L’objet du livre est de « montrer comment les implications des projections démographiques doivent être examinées dans un contexte plus large, qui comprend des éléments économiques, politiques, sociaux, familiaux » (p. 13). À ce titre, on trouve sept chapitres très substantiels : la mise en contexte des préoccupations démographiques (David Cheal) ; les liens entre les générations : le public, la famille et le travail (Susan A. McDaniel) ; le vieillissement, la langue et la culture (Douglas Thorpe) ; les répercussions des tendances démographiques et sociales sur le soutien volontaire aux personnes âgées (Ingrid Arnet Connidis) ; le vieillissement et la productivité (Joel Prager) ; le travail et les loisirs (Marty Thomas et Rosemary Venne) ; et la diversité dans les relations intergénérationnelles (Joseph Tindale, Joan Norris et Krista Abbott). On note que toutes les contributions sont le fait de collègues anglophones. On se demande où sont passés les contributeurs francophones ; mais on doit aussi noter un effort remarquable dans la traduction de l’ouvrage et dans l’incorporation – fait suffisamment rare pour le souligner ici vigoureusement – de quelques références francophones, qu’elles soient de France ou du Québec, particulièrement dans les articles de D. Cheal et de S.A. McDaniel.

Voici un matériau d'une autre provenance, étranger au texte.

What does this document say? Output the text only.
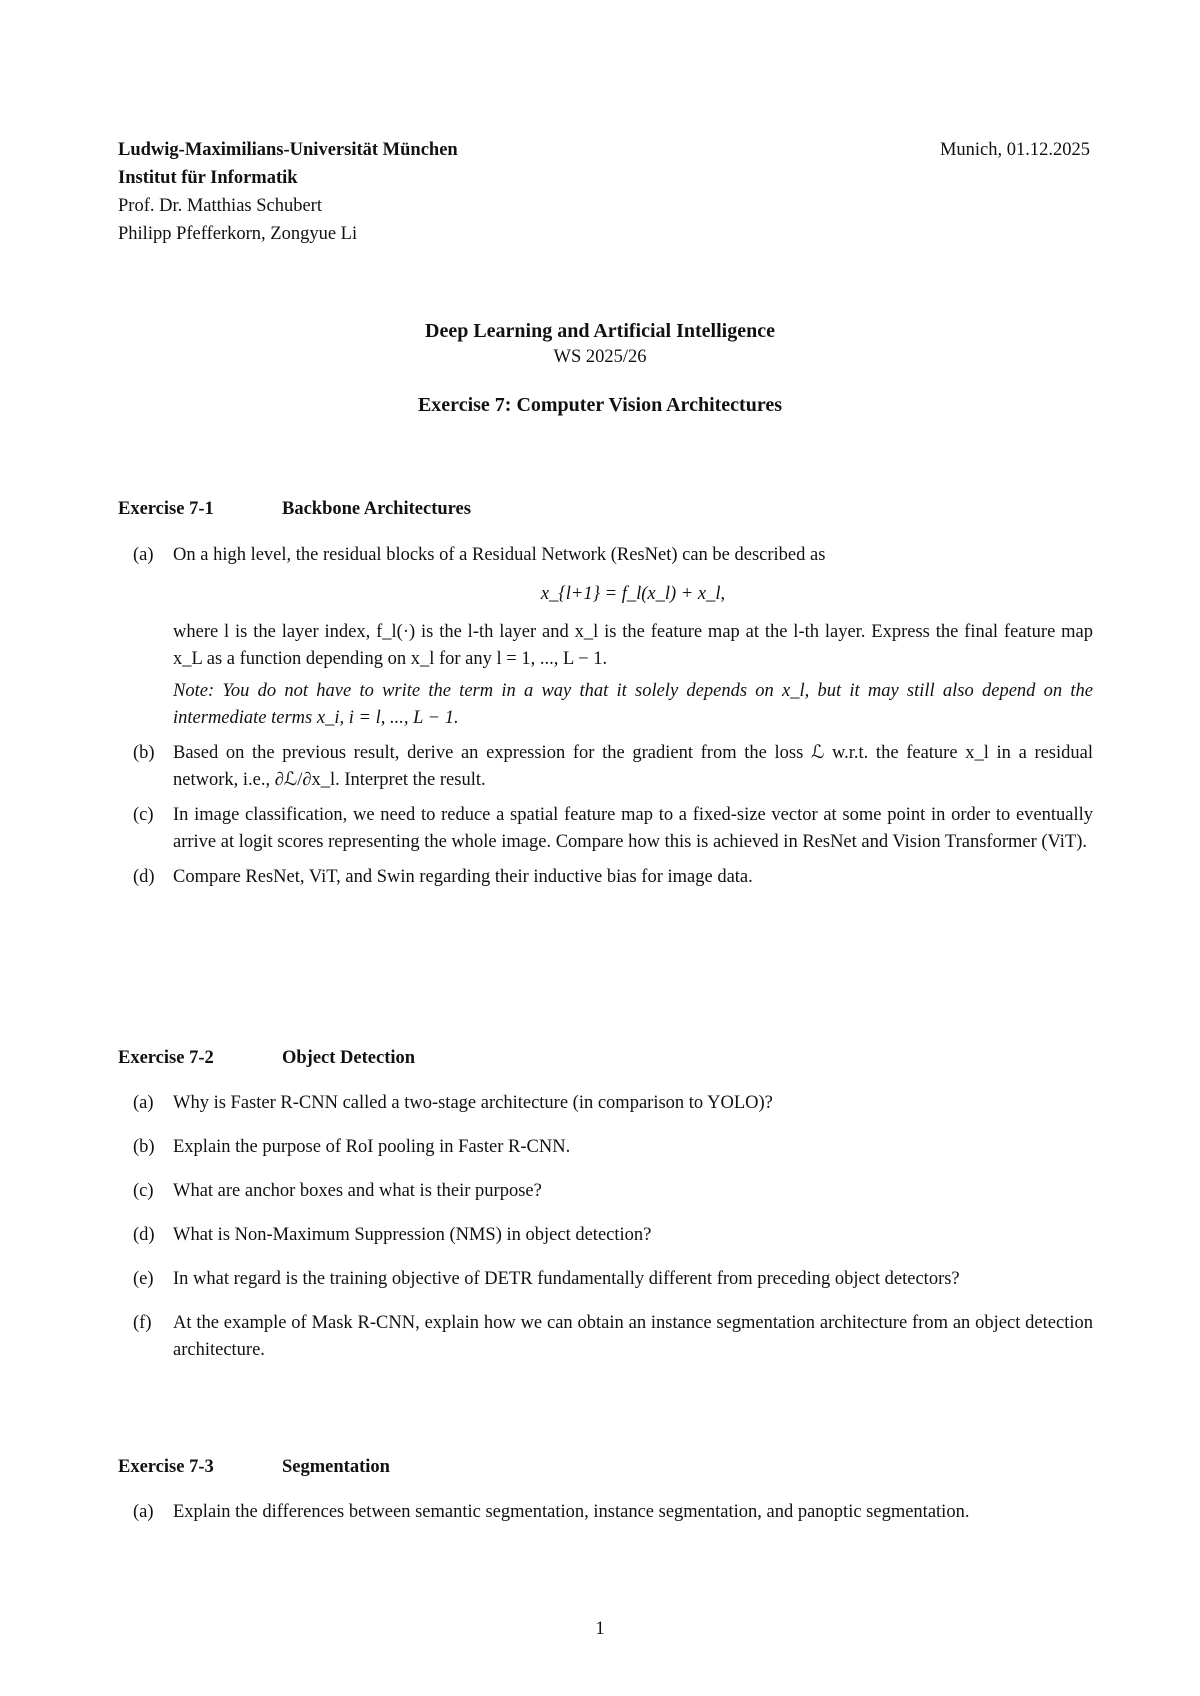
Ludwig-Maximilians-Universität München
Institut für Informatik
Prof. Dr. Matthias Schubert
Philipp Pfefferkorn, Zongyue Li
Munich, 01.12.2025
Deep Learning and Artificial Intelligence
WS 2025/26
Exercise 7: Computer Vision Architectures
Exercise 7-1	Backbone Architectures
(a) On a high level, the residual blocks of a Residual Network (ResNet) can be described as
x_{l+1} = f_l(x_l) + x_l,
where l is the layer index, f_l(·) is the l-th layer and x_l is the feature map at the l-th layer. Express the final feature map x_L as a function depending on x_l for any l = 1, ..., L − 1.
Note: You do not have to write the term in a way that it solely depends on x_l, but it may still also depend on the intermediate terms x_i, i = l, ..., L − 1.
(b) Based on the previous result, derive an expression for the gradient from the loss ℒ w.r.t. the feature x_l in a residual network, i.e., ∂ℒ/∂x_l. Interpret the result.
(c) In image classification, we need to reduce a spatial feature map to a fixed-size vector at some point in order to eventually arrive at logit scores representing the whole image. Compare how this is achieved in ResNet and Vision Transformer (ViT).
(d) Compare ResNet, ViT, and Swin regarding their inductive bias for image data.
Exercise 7-2	Object Detection
(a) Why is Faster R-CNN called a two-stage architecture (in comparison to YOLO)?
(b) Explain the purpose of RoI pooling in Faster R-CNN.
(c) What are anchor boxes and what is their purpose?
(d) What is Non-Maximum Suppression (NMS) in object detection?
(e) In what regard is the training objective of DETR fundamentally different from preceding object detectors?
(f) At the example of Mask R-CNN, explain how we can obtain an instance segmentation architecture from an object detection architecture.
Exercise 7-3	Segmentation
(a) Explain the differences between semantic segmentation, instance segmentation, and panoptic segmentation.
1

Un des intérêts majeurs de l’ouvrage est que l’ensemble des auteurs partagent une vision réaliste du phénomène du vieillissement démographique, une vision ni catastrophique, ni pessimiste, ni démesurément optimiste. Ils interprètent les données démographiques pour ce qu’elles sont et pour ce qu’elles permettent raisonnablement d’anticiper. La démographie n’est pas un destin : les projections sont faciles à réaliser, mais il est difficile de prédire les résultats concrets, car le nombre futur de personnes âgées n’indique rien à propos de leurs qualités personnelles, sans parler de l’interaction des multiples facteurs à prendre en compte (p. 18). Les personnes âgées de demain ne seront en tout cas pas une simple reproduction de ce qu’elles sont aujourd’hui. C’est bien là la seule certitude des chercheurs ! Dans cette perspective, une société vieillissante n’est pas nécessairement un problème ! Il faut surtout analyser le phénomène du vieillissement démographique dans ses relations avec les différents facteurs qui sont en jeu et qui l’inscrivent dans un système complexe et multidimensionnel d’interdépendances.

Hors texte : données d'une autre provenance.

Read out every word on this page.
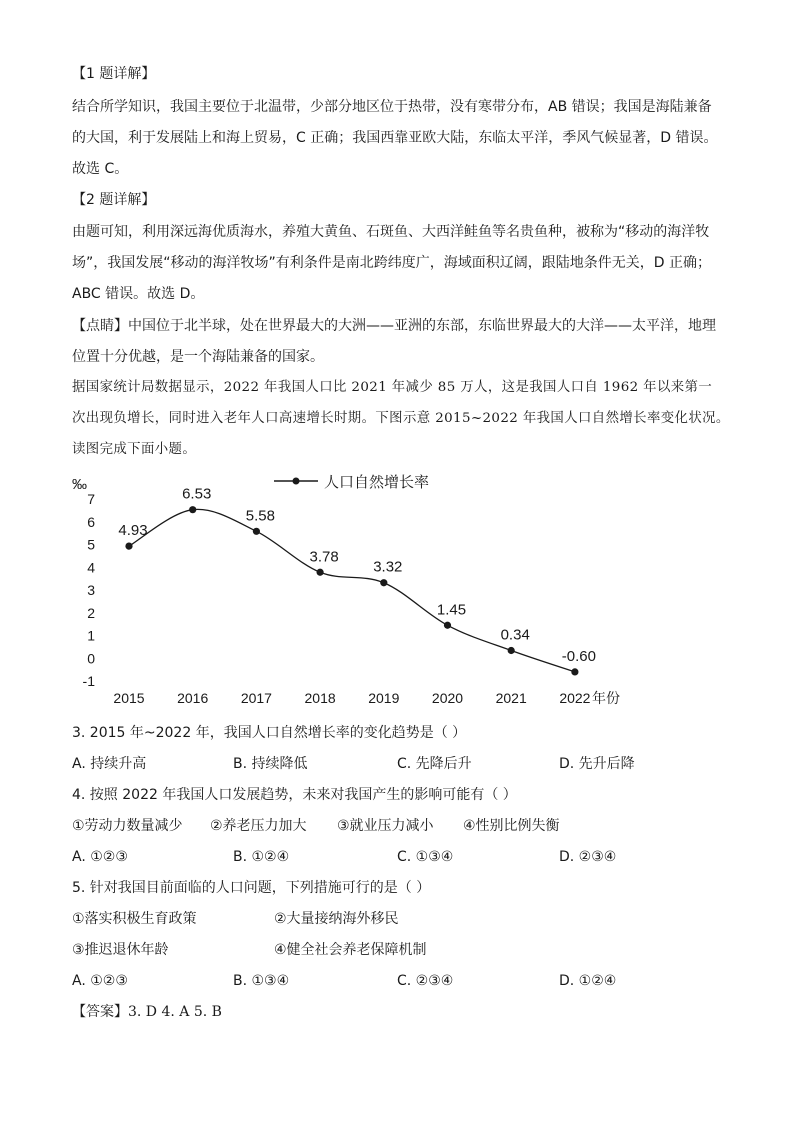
【1 题详解】
结合所学知识，我国主要位于北温带，少部分地区位于热带，没有寒带分布，AB 错误；我国是海陆兼备
的大国，利于发展陆上和海上贸易，C 正确；我国西靠亚欧大陆，东临太平洋，季风气候显著，D 错误。
故选 C。
【2 题详解】
由题可知，利用深远海优质海水，养殖大黄鱼、石斑鱼、大西洋鲑鱼等名贵鱼种，被称为“移动的海洋牧
场”，我国发展“移动的海洋牧场”有利条件是南北跨纬度广，海域面积辽阔，跟陆地条件无关，D 正确；
ABC 错误。故选 D。
【点睛】中国位于北半球，处在世界最大的大洲——亚洲的东部，东临世界最大的大洋——太平洋，地理
位置十分优越，是一个海陆兼备的国家。
据国家统计局数据显示，2022 年我国人口比 2021 年减少 85 万人，这是我国人口自 1962 年以来第一
次出现负增长，同时进入老年人口高速增长时期。下图示意 2015~2022 年我国人口自然增长率变化状况。
读图完成下面小题。
‰	人口自然增长率
7
6
5
4
3
2
1
0
-1
2015 2016 2017 2018 2019 2020 2021 2022
4.93
6.53
5.58
3.78
3.32
1.45
0.34
-0.60
年份
3. 2015 年~2022 年，我国人口自然增长率的变化趋势是（ ）
A. 持续升高	B. 持续降低	C. 先降后升	D. 先升后降
4. 按照 2022 年我国人口发展趋势，未来对我国产生的影响可能有（ ）
①劳动力数量减少 ②养老压力加大 ③就业压力减小 ④性别比例失衡
A. ①②③	B. ①②④	C. ①③④	D. ②③④
5. 针对我国目前面临的人口问题，下列措施可行的是（ ）
①落实积极生育政策	②大量接纳海外移民
③推迟退休年龄	④健全社会养老保障机制
A. ①②③	B. ①③④	C. ②③④	D. ①②④
【答案】3. D 4. A 5. B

Toutefois, il faut éviter de « globaliser » les personnes âgées, c’est-à-dire de les considérer comme un groupe homogène en fonction de l’âge. La référence à l’âge en tant que tel tend un véritable piège, car, pris pour lui-même, il risque d’obscurcir les différences irréductibles entre les classes de revenu et entre les genres. Les inégalités, malgré le rôle remarquable joué par les mesures de la protection sociale, non seulement perdurent au cours de l’avancée en âge des individus, mais s’accroissent. Les conditions de vie favorables qu’ont connues certains d’entre eux vont l’être encore davantage au sortir de leur vie active. À l’inverse, les indices de « défavorisation » vont se cumuler pour les personnes qui auront connu une vie active difficile.

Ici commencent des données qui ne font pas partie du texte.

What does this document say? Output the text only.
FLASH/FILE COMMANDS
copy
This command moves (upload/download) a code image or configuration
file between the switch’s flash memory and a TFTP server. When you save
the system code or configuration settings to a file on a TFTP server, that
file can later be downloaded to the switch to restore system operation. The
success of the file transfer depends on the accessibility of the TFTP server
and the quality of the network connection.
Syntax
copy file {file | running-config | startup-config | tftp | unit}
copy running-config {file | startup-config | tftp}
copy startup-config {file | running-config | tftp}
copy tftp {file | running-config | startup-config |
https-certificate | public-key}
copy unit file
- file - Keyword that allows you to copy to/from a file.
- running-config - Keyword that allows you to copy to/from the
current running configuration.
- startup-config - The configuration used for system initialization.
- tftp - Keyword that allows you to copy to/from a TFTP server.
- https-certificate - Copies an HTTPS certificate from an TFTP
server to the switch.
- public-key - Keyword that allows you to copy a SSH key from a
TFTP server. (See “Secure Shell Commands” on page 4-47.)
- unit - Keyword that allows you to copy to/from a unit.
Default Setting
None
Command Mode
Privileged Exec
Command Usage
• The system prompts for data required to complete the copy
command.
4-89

La seule référence à l’âge pour définir le vieillissement constitue également un piège, dans la mesure où les personnes âgées risquent alors d’être isolées des autres groupes d’âge et d’être traitées comme une cible particulière, tant par les mesures de politiques publiques que par les groupes professionnels qui ont vocation d’en prendre soin. Une telle démarche contribue directement à les isoler davantage, à la différence d’une approche multi-âge ou multi-générationnelle. L’ouvrage met adéquatement en garde contre une telle tendance : en matière de politiques, « il faut être très circonspect chaque fois que les gens âgés sont désignés comme constituant une catégorie distincte de la population dotée de critères uniques » (p. 26). Il faut plutôt prendre en compte toute l’étendue des transactions entre les différents groupes d’âge, qu’il s’agisse de transferts de revenu ou de pratiques de réciprocité entre générations dont l’observation simple de la réalité nous montre chaque jour l’importance et le dynamisme, que ce soit au sein des familles, entre voisins ou dans la communauté.

Les auteurs promeuvent, dans leurs études respectives, une perspective d’analyse du life course (parcours de vie) qui les amène, par exemple, à renouveler une analyse fondée sur l’âge en privilégiant plutôt une analyse par cohorte (S.A. McDaniel ; I.A. Connidis). Une analyse des parcours de vie permet en effet d’établir des liens dynamiques entre, par exemple, le métier, le revenu, l’éducation et la santé ; de mieux comprendre en quoi ces facteurs influencent les décisions des personnes âgées de prendre leur retraite ou, au contraire, de décider de poursuivre une activité rémunérée, même après une prise de retraite formelle.

Au début de ce compte rendu est mentionné le cadre de partenariat entre chercheurs et concepteurs de politiques dans lequel s’est déroulée cette démarche collective de recherche, placée sous les auspices du Projet de recherche sur les politiques. À ce titre, l’ouvrage fournit une démonstration très convaincante – s’il en était encore besoin – de la pertinence d’une telle approche.

C’est un ouvrage de grande qualité, tant par la diversité et la complémentarité des sujets traités que par la rigueur du traitement dont ils font l’objet. C’est un ouvrage utile également parce qu’il offre une bibliographie anglophone de référence extrêmement étendue. Son importance pour les concepteurs de politiques, mais aussi pour les professionnels de l’action auprès des personnes âgées, ne fait aucun doute. Il devrait constituer l’une des références principales, et parmi les plus complètes et les plus rigoureuses, de toute formation sérieuse autant dans le domaine de la gérontologie et de la sociologie du vieillissement que dans la formation des concepteurs de politiques.